Published on: Tuesday, May 25, 2021

The Senate on Tuesday, on the anniversary of the murder of George Floyd, narrowly confirmed longtime civil rights attorney Kristen Clarke to be the Justice Department's civil rights chief, making her the first Black woman to fill the high-profile role (article available here).

The Senate voted 51-48 to confirm Clarke, with Sen.
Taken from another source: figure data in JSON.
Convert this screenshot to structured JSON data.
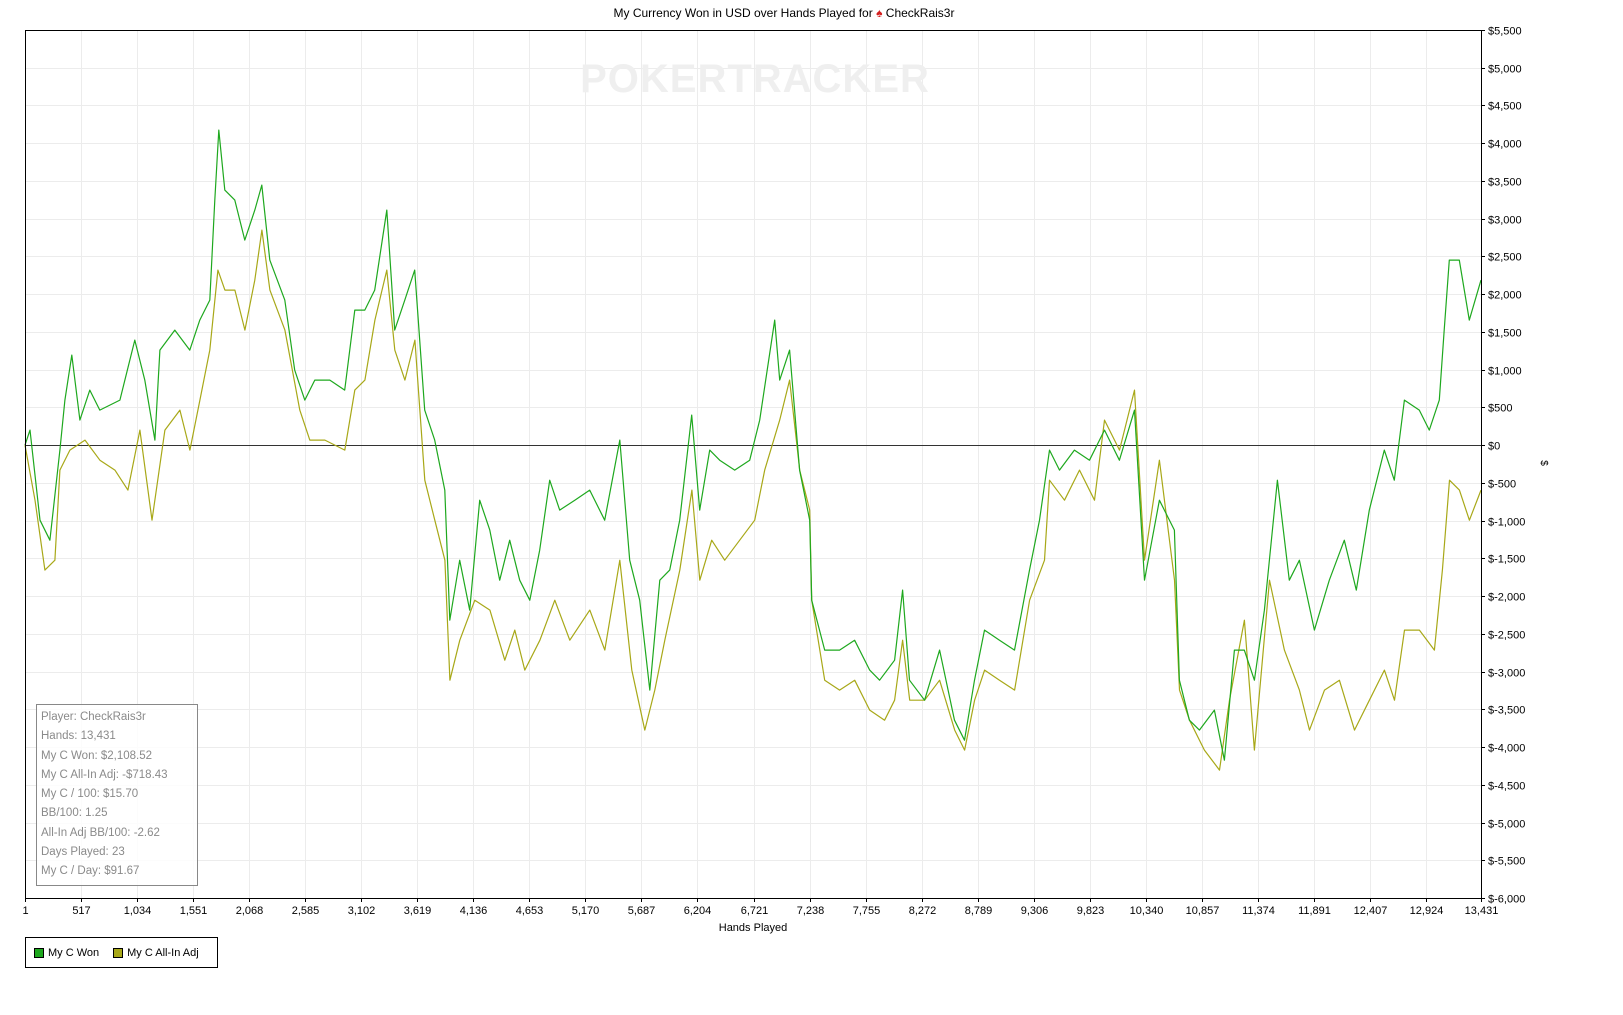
{
  "title": {
    "prefix": "My Currency Won in USD over Hands Played for",
    "icon": "spade-icon",
    "player": "CheckRais3r"
  },
  "watermark": "POKERTRACKER",
  "stats": [
    "Player: CheckRais3r",
    "Hands: 13,431",
    "My C Won: $2,108.52",
    "My C All-In Adj: -$718.43",
    "My C / 100: $15.70",
    "BB/100: 1.25",
    "All-In Adj BB/100: -2.62",
    "Days Played: 23",
    "My C / Day: $91.67"
  ],
  "legend": [
    {
      "label": "My C Won",
      "color": "#1ea81e"
    },
    {
      "label": "My C All-In Adj",
      "color": "#a8a818"
    }
  ],
  "chart_data": {
    "type": "line",
    "title": "My Currency Won in USD over Hands Played for CheckRais3r",
    "xlabel": "Hands Played",
    "ylabel": "$",
    "xlim": [
      1,
      13431
    ],
    "ylim": [
      -6000,
      5500
    ],
    "grid": true,
    "legend_position": "bottom-left",
    "x_ticks": [
      "1",
      "517",
      "1,034",
      "1,551",
      "2,068",
      "2,585",
      "3,102",
      "3,619",
      "4,136",
      "4,653",
      "5,170",
      "5,687",
      "6,204",
      "6,721",
      "7,238",
      "7,755",
      "8,272",
      "8,789",
      "9,306",
      "9,823",
      "10,340",
      "10,857",
      "11,374",
      "11,891",
      "12,407",
      "12,924",
      "13,431"
    ],
    "x_tick_values": [
      1,
      517,
      1034,
      1551,
      2068,
      2585,
      3102,
      3619,
      4136,
      4653,
      5170,
      5687,
      6204,
      6721,
      7238,
      7755,
      8272,
      8789,
      9306,
      9823,
      10340,
      10857,
      11374,
      11891,
      12407,
      12924,
      13431
    ],
    "y_ticks": [
      "$5,500",
      "$5,000",
      "$4,500",
      "$4,000",
      "$3,500",
      "$3,000",
      "$2,500",
      "$2,000",
      "$1,500",
      "$1,000",
      "$500",
      "$0",
      "$-500",
      "$-1,000",
      "$-1,500",
      "$-2,000",
      "$-2,500",
      "$-3,000",
      "$-3,500",
      "$-4,000",
      "$-4,500",
      "$-5,000",
      "$-5,500",
      "$-6,000"
    ],
    "y_tick_values": [
      5500,
      5000,
      4500,
      4000,
      3500,
      3000,
      2500,
      2000,
      1500,
      1000,
      500,
      0,
      -500,
      -1000,
      -1500,
      -2000,
      -2500,
      -3000,
      -3500,
      -4000,
      -4500,
      -5000,
      -5500,
      -6000
    ],
    "series": [
      {
        "name": "My C Won",
        "color": "#1ea81e",
        "points": [
          [
            1,
            0
          ],
          [
            47,
            199
          ],
          [
            139,
            -994
          ],
          [
            231,
            -1259
          ],
          [
            323,
            -66
          ],
          [
            369,
            596
          ],
          [
            433,
            1193
          ],
          [
            507,
            331
          ],
          [
            599,
            729
          ],
          [
            691,
            464
          ],
          [
            876,
            596
          ],
          [
            1014,
            1391
          ],
          [
            1106,
            861
          ],
          [
            1199,
            66
          ],
          [
            1245,
            1259
          ],
          [
            1383,
            1524
          ],
          [
            1521,
            1259
          ],
          [
            1613,
            1656
          ],
          [
            1706,
            1921
          ],
          [
            1752,
            3246
          ],
          [
            1789,
            4174
          ],
          [
            1844,
            3379
          ],
          [
            1936,
            3246
          ],
          [
            2028,
            2716
          ],
          [
            2121,
            3114
          ],
          [
            2185,
            3445
          ],
          [
            2259,
            2451
          ],
          [
            2397,
            1921
          ],
          [
            2489,
            994
          ],
          [
            2582,
            596
          ],
          [
            2674,
            861
          ],
          [
            2812,
            861
          ],
          [
            2950,
            729
          ],
          [
            3043,
            1789
          ],
          [
            3135,
            1789
          ],
          [
            3227,
            2054
          ],
          [
            3338,
            3114
          ],
          [
            3411,
            1524
          ],
          [
            3504,
            1921
          ],
          [
            3596,
            2319
          ],
          [
            3688,
            464
          ],
          [
            3780,
            66
          ],
          [
            3873,
            -596
          ],
          [
            3919,
            -2319
          ],
          [
            4011,
            -1524
          ],
          [
            4103,
            -2186
          ],
          [
            4195,
            -729
          ],
          [
            4288,
            -1126
          ],
          [
            4380,
            -1789
          ],
          [
            4472,
            -1259
          ],
          [
            4564,
            -1789
          ],
          [
            4657,
            -2054
          ],
          [
            4749,
            -1391
          ],
          [
            4841,
            -464
          ],
          [
            4933,
            -861
          ],
          [
            5072,
            -729
          ],
          [
            5210,
            -596
          ],
          [
            5348,
            -994
          ],
          [
            5487,
            66
          ],
          [
            5579,
            -1524
          ],
          [
            5671,
            -2054
          ],
          [
            5764,
            -3246
          ],
          [
            5856,
            -1789
          ],
          [
            5948,
            -1656
          ],
          [
            6040,
            -994
          ],
          [
            6151,
            398
          ],
          [
            6224,
            -861
          ],
          [
            6317,
            -66
          ],
          [
            6409,
            -199
          ],
          [
            6547,
            -331
          ],
          [
            6686,
            -199
          ],
          [
            6778,
            331
          ],
          [
            6916,
            1656
          ],
          [
            6962,
            861
          ],
          [
            7054,
            1259
          ],
          [
            7146,
            -331
          ],
          [
            7239,
            -994
          ],
          [
            7257,
            -2054
          ],
          [
            7377,
            -2716
          ],
          [
            7515,
            -2716
          ],
          [
            7653,
            -2584
          ],
          [
            7792,
            -2981
          ],
          [
            7884,
            -3114
          ],
          [
            8022,
            -2849
          ],
          [
            8096,
            -1921
          ],
          [
            8160,
            -3114
          ],
          [
            8299,
            -3379
          ],
          [
            8437,
            -2716
          ],
          [
            8575,
            -3644
          ],
          [
            8667,
            -3909
          ],
          [
            8759,
            -3114
          ],
          [
            8851,
            -2451
          ],
          [
            8990,
            -2584
          ],
          [
            9128,
            -2716
          ],
          [
            9266,
            -1656
          ],
          [
            9359,
            -994
          ],
          [
            9451,
            -66
          ],
          [
            9543,
            -331
          ],
          [
            9681,
            -66
          ],
          [
            9820,
            -199
          ],
          [
            9958,
            199
          ],
          [
            10096,
            -199
          ],
          [
            10235,
            464
          ],
          [
            10327,
            -1789
          ],
          [
            10465,
            -729
          ],
          [
            10603,
            -1126
          ],
          [
            10649,
            -3114
          ],
          [
            10741,
            -3644
          ],
          [
            10834,
            -3776
          ],
          [
            10972,
            -3511
          ],
          [
            11064,
            -4174
          ],
          [
            11156,
            -2716
          ],
          [
            11248,
            -2716
          ],
          [
            11341,
            -3114
          ],
          [
            11433,
            -2186
          ],
          [
            11553,
            -464
          ],
          [
            11663,
            -1789
          ],
          [
            11756,
            -1524
          ],
          [
            11894,
            -2451
          ],
          [
            12032,
            -1789
          ],
          [
            12170,
            -1259
          ],
          [
            12281,
            -1921
          ],
          [
            12401,
            -861
          ],
          [
            12539,
            -66
          ],
          [
            12631,
            -464
          ],
          [
            12724,
            596
          ],
          [
            12862,
            464
          ],
          [
            12954,
            199
          ],
          [
            13046,
            596
          ],
          [
            13092,
            1524
          ],
          [
            13139,
            2451
          ],
          [
            13231,
            2451
          ],
          [
            13323,
            1656
          ],
          [
            13431,
            2186
          ]
        ]
      },
      {
        "name": "My C All-In Adj",
        "color": "#a8a818",
        "points": [
          [
            1,
            0
          ],
          [
            93,
            -729
          ],
          [
            185,
            -1656
          ],
          [
            277,
            -1524
          ],
          [
            323,
            -331
          ],
          [
            415,
            -66
          ],
          [
            554,
            66
          ],
          [
            692,
            -199
          ],
          [
            830,
            -331
          ],
          [
            950,
            -596
          ],
          [
            1061,
            199
          ],
          [
            1172,
            -994
          ],
          [
            1291,
            199
          ],
          [
            1430,
            464
          ],
          [
            1522,
            -66
          ],
          [
            1614,
            596
          ],
          [
            1706,
            1259
          ],
          [
            1780,
            2319
          ],
          [
            1845,
            2054
          ],
          [
            1937,
            2054
          ],
          [
            2029,
            1524
          ],
          [
            2121,
            2186
          ],
          [
            2186,
            2849
          ],
          [
            2260,
            2054
          ],
          [
            2398,
            1524
          ],
          [
            2536,
            464
          ],
          [
            2628,
            66
          ],
          [
            2767,
            66
          ],
          [
            2951,
            -66
          ],
          [
            3043,
            729
          ],
          [
            3136,
            861
          ],
          [
            3228,
            1656
          ],
          [
            3338,
            2319
          ],
          [
            3412,
            1259
          ],
          [
            3505,
            861
          ],
          [
            3597,
            1391
          ],
          [
            3689,
            -464
          ],
          [
            3781,
            -994
          ],
          [
            3874,
            -1524
          ],
          [
            3920,
            -3114
          ],
          [
            4012,
            -2584
          ],
          [
            4150,
            -2054
          ],
          [
            4289,
            -2186
          ],
          [
            4427,
            -2849
          ],
          [
            4519,
            -2451
          ],
          [
            4611,
            -2981
          ],
          [
            4750,
            -2584
          ],
          [
            4888,
            -2054
          ],
          [
            5026,
            -2584
          ],
          [
            5211,
            -2186
          ],
          [
            5349,
            -2716
          ],
          [
            5487,
            -1524
          ],
          [
            5598,
            -2981
          ],
          [
            5718,
            -3776
          ],
          [
            5810,
            -3246
          ],
          [
            5902,
            -2584
          ],
          [
            6041,
            -1656
          ],
          [
            6152,
            -596
          ],
          [
            6225,
            -1789
          ],
          [
            6335,
            -1259
          ],
          [
            6455,
            -1524
          ],
          [
            6593,
            -1259
          ],
          [
            6732,
            -994
          ],
          [
            6824,
            -331
          ],
          [
            6962,
            331
          ],
          [
            7054,
            861
          ],
          [
            7147,
            -331
          ],
          [
            7239,
            -861
          ],
          [
            7257,
            -2054
          ],
          [
            7377,
            -3114
          ],
          [
            7515,
            -3246
          ],
          [
            7654,
            -3114
          ],
          [
            7792,
            -3511
          ],
          [
            7930,
            -3644
          ],
          [
            8022,
            -3379
          ],
          [
            8096,
            -2584
          ],
          [
            8161,
            -3379
          ],
          [
            8299,
            -3379
          ],
          [
            8437,
            -3114
          ],
          [
            8576,
            -3776
          ],
          [
            8668,
            -4041
          ],
          [
            8760,
            -3379
          ],
          [
            8852,
            -2981
          ],
          [
            8990,
            -3114
          ],
          [
            9129,
            -3246
          ],
          [
            9267,
            -2054
          ],
          [
            9405,
            -1524
          ],
          [
            9451,
            -464
          ],
          [
            9589,
            -729
          ],
          [
            9728,
            -331
          ],
          [
            9866,
            -729
          ],
          [
            9958,
            331
          ],
          [
            10097,
            -66
          ],
          [
            10235,
            729
          ],
          [
            10327,
            -1524
          ],
          [
            10465,
            -199
          ],
          [
            10604,
            -1789
          ],
          [
            10650,
            -3246
          ],
          [
            10742,
            -3644
          ],
          [
            10880,
            -4041
          ],
          [
            11019,
            -4306
          ],
          [
            11111,
            -3379
          ],
          [
            11249,
            -2319
          ],
          [
            11341,
            -4041
          ],
          [
            11480,
            -1789
          ],
          [
            11618,
            -2716
          ],
          [
            11756,
            -3246
          ],
          [
            11849,
            -3776
          ],
          [
            11987,
            -3246
          ],
          [
            12125,
            -3114
          ],
          [
            12264,
            -3776
          ],
          [
            12402,
            -3379
          ],
          [
            12540,
            -2981
          ],
          [
            12633,
            -3379
          ],
          [
            12725,
            -2451
          ],
          [
            12863,
            -2451
          ],
          [
            13001,
            -2716
          ],
          [
            13075,
            -1656
          ],
          [
            13140,
            -464
          ],
          [
            13232,
            -596
          ],
          [
            13324,
            -994
          ],
          [
            13431,
            -596
          ]
        ]
      }
    ]
  }
}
Susan Collins, R-Maine, as the lone Republican to support President Joe Biden's nominee to lead a powerful division of the Justice Department that's in charge of investigating police abuses and enforcing voting rights laws and federal statutes prohibiting discrimination based on race, sex, religion and other factors.

The daughter of Jamaican immigrants, Clarke began her career as a Justice Department lawyer, mostly in the Civil Rights Division, from 2000 to 2006 after graduating from law school, prosecuting police brutality, hate crimes and human trafficking cases and enforcing voting rights laws. She continued advocacy work on voting rights at the NAACP Legal Defense Fund and was also the civil rights enforcement officer for the New York State Attorney General's Office. Most recently, she served as president of the Lawyers Committee for Civil Rights.

Clarke is the first woman, and first woman of color, to be confirmed by the Senate to serve as the assistant attorney general for the Civil Rights Division. Vanita Gupta, an Indian American and now the third highest ranking Justice Department official, led the civil rights office in an acting capacity in the Obama administration.